La oblast' di Leningrado si estende su una sezione della Russia nordoccidentale della quale occupa l'intera fascia costiera baltica; il territorio confina con la Finlandia e con l'Estonia. Il suo territorio è prevalentemente pianeggiante. Nelle zone pianeggianti, a causa dell'abbondanza di acqua e alle difficoltà di drenaggio, si estendono vaste paludi. Molto importanti nel panorama geografico della oblast' sono i laghi, che si estendono per una percentuale rilevante del territorio; è compreso parzialmente nei confini della oblast' il maggior lago d'Europa, il Ladoga, che occupa circa 10 000 chilometri quadrati entro i confini regionali.

Dal punto di vista idrografico la oblast' di Leningrado tributa al mar Baltico.
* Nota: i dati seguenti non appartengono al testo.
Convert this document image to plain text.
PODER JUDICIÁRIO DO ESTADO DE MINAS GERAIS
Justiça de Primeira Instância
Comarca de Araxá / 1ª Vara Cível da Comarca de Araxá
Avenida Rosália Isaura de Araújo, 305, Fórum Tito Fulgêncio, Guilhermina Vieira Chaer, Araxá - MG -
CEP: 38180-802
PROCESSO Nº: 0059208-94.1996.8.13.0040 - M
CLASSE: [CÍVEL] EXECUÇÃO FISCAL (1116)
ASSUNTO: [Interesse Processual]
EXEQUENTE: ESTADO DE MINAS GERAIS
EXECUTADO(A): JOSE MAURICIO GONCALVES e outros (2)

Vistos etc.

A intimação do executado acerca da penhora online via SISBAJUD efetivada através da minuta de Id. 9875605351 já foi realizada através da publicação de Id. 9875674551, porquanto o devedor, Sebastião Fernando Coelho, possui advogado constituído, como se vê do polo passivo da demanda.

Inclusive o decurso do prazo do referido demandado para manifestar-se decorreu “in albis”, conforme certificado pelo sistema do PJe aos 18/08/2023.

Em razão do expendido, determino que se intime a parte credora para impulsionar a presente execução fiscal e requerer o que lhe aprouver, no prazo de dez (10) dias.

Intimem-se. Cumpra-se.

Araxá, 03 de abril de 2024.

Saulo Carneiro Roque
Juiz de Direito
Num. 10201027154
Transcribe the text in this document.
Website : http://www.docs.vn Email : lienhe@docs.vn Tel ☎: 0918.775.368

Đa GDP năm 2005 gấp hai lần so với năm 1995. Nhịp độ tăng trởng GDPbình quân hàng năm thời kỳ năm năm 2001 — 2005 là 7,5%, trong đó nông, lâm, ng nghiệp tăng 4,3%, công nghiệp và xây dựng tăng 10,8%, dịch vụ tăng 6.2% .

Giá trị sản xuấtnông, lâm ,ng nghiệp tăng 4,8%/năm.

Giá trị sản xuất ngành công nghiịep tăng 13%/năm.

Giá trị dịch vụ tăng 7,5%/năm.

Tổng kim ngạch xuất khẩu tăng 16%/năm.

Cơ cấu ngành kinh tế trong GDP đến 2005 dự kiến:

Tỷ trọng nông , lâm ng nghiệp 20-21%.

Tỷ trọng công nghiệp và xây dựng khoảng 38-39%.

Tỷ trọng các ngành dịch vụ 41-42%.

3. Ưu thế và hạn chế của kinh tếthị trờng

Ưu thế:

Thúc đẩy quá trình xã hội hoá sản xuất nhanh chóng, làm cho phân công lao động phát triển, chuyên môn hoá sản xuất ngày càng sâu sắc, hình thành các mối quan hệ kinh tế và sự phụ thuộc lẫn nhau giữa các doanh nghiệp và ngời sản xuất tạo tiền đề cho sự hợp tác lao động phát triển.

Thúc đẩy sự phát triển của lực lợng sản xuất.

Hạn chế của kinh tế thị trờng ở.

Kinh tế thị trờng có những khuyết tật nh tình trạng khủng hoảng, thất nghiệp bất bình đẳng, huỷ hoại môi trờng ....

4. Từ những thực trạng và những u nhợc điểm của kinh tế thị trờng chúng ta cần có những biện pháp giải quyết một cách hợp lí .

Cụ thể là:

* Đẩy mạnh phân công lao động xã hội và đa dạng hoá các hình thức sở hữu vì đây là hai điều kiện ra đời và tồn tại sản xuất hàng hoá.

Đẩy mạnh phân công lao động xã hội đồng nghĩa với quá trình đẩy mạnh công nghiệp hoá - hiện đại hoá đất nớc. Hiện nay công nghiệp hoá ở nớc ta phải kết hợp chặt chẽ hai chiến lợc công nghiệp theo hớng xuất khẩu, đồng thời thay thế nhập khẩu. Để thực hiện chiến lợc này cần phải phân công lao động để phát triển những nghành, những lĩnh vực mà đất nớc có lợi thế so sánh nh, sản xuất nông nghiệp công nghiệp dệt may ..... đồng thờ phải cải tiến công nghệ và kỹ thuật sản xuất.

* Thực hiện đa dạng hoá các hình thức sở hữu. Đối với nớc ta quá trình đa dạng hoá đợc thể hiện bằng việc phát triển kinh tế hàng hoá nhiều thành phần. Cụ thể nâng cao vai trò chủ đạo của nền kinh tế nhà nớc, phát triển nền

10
Il maggior corso d'acqua è la Luga, lungo circa 350 chilometri, che scorre nella parte sud del territorio; un altro fiume importante è la Neva, il fiume di San Pietroburgo, che seppure di modesta lunghezza (74 km) costituisce il tratto terminale di un bacino idrografico di più di 280 000 km² che include i laghi Ladoga e Onega.

La oblast' ha un clima tendenzialmente continentale, in cui però si fanno spesso sentire gli influssi atlantici che, anche in pieno inverno, possono portare masse di aria mite e umida che provoca improvvisi rialzi termici e occasionali disgeli; le temperature medie di gennaio, il mese invernale più freddo, sono di circa -7 °C, mentre le medie termiche estive sono intorno ai 15-16 °C. Il territorio appartiene interamente al dominio della taiga, la foresta boreale composta prevalentemente da conifere (pini e abeti) e betulle.